A nonlinear d'Alembert comparison theorem and causal differential calculus on metric measure spacetimes
Tobias Beran, Mathias Braun, Matteo Calisti, Nicola Gigli, Robert J. McCann, Argam Ohanyan, Felix Rott, Clemens Sämann
TL;DR
This work extends Lorentzian geometry to nonsmooth metric measure spacetimes by developing a variational first-order Sobolev calculus driven by the maximal weak subslope |d f|, which serves as the Lorentzian modulus of df. A nonlinear Lagrangian–Hamiltonian duality and the notion of infinitesimal Minkowskianity provide a robust framework for cotangent/tangent duality, horizontal and vertical derivatives, and weak p-d'Alembertian notions. The authors establish a weak p-d'Alembert comparison under timelike curvature-dimension bounds TMCP, generalizing Eschenburg-style estimates beyond the cut locus, and develop a Lorentzian lifting theory that connects curves of measures to dynamical plans, enabling Brenier–McCann-type characterizations in this nonsmooth setting. They further integrate synthetic timelike curvature bounds with a detailed non-branching theory and a rich calculus of perturbations, chain and Leibniz rules, offering a foundation for nonsmooth Lorentzian analysis with potential implications for spacetime splitting results and quantum gravity formalisms.
Abstract
We introduce a variational first-order Sobolev calculus on metric measure spacetimes.
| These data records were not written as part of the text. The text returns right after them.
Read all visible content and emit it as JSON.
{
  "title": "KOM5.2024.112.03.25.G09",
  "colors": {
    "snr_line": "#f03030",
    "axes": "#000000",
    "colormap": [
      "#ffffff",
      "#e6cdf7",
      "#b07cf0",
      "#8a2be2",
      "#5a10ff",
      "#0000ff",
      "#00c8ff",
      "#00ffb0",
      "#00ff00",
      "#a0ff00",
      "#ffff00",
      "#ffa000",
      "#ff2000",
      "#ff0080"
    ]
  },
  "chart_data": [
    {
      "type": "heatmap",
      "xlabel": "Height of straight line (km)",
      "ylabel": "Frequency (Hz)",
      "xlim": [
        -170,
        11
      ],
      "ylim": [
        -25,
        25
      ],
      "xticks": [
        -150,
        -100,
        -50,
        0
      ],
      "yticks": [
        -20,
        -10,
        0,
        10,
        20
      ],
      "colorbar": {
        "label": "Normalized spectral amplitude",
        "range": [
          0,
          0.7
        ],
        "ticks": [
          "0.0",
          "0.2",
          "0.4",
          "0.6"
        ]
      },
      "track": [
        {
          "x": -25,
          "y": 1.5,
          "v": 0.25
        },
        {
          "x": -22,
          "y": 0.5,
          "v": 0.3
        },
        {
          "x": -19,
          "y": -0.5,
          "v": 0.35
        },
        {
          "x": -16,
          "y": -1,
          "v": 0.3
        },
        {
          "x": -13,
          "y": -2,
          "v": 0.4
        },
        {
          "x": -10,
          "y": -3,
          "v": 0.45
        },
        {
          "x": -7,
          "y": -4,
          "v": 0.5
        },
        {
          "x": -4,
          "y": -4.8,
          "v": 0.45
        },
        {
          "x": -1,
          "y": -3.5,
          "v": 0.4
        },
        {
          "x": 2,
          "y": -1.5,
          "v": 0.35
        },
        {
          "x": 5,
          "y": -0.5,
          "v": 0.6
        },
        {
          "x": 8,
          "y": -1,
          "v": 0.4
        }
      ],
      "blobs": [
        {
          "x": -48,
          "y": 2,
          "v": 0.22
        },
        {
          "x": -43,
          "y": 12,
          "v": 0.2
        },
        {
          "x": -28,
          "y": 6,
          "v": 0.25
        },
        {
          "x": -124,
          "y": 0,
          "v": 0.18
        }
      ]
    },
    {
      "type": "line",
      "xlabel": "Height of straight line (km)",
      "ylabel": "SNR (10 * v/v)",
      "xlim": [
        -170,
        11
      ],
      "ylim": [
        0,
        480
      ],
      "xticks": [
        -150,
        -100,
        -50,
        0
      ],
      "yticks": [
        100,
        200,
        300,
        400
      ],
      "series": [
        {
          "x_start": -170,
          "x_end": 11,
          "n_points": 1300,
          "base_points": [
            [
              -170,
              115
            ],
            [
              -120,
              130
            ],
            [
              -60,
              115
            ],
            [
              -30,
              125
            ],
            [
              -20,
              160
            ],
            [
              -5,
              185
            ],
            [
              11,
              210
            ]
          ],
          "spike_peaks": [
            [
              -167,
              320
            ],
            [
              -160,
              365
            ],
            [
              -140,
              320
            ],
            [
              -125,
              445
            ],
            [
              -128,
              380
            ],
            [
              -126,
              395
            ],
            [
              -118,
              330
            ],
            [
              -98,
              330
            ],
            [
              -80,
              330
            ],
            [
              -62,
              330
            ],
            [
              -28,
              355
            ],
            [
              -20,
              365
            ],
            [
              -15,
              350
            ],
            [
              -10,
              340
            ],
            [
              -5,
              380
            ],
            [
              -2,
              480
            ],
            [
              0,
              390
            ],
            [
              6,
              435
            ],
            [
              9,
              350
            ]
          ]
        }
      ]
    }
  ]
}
The key object is the maximal weak subslope of an arbitrary causal function, which plays the role of the (Lorentzian) modulus of its differential. It is shown to satisfy certain chain and Leibniz rules, certify a locality property, and be compatible with its smooth analog. In this setup, we propose a quadraticity condition termed infinitesimal Minkowskianity, which singles out genuinely Lorentzian structures among Lorentz-Finsler spacetimes. Moreover, we establish a comparison theorem for a nonlinear yet elliptic $p$-d'Alembertian in a weak form under the timelike measure contraction property. As a particular case, this extends Eschenburg's classical estimate past the timelike cut locus.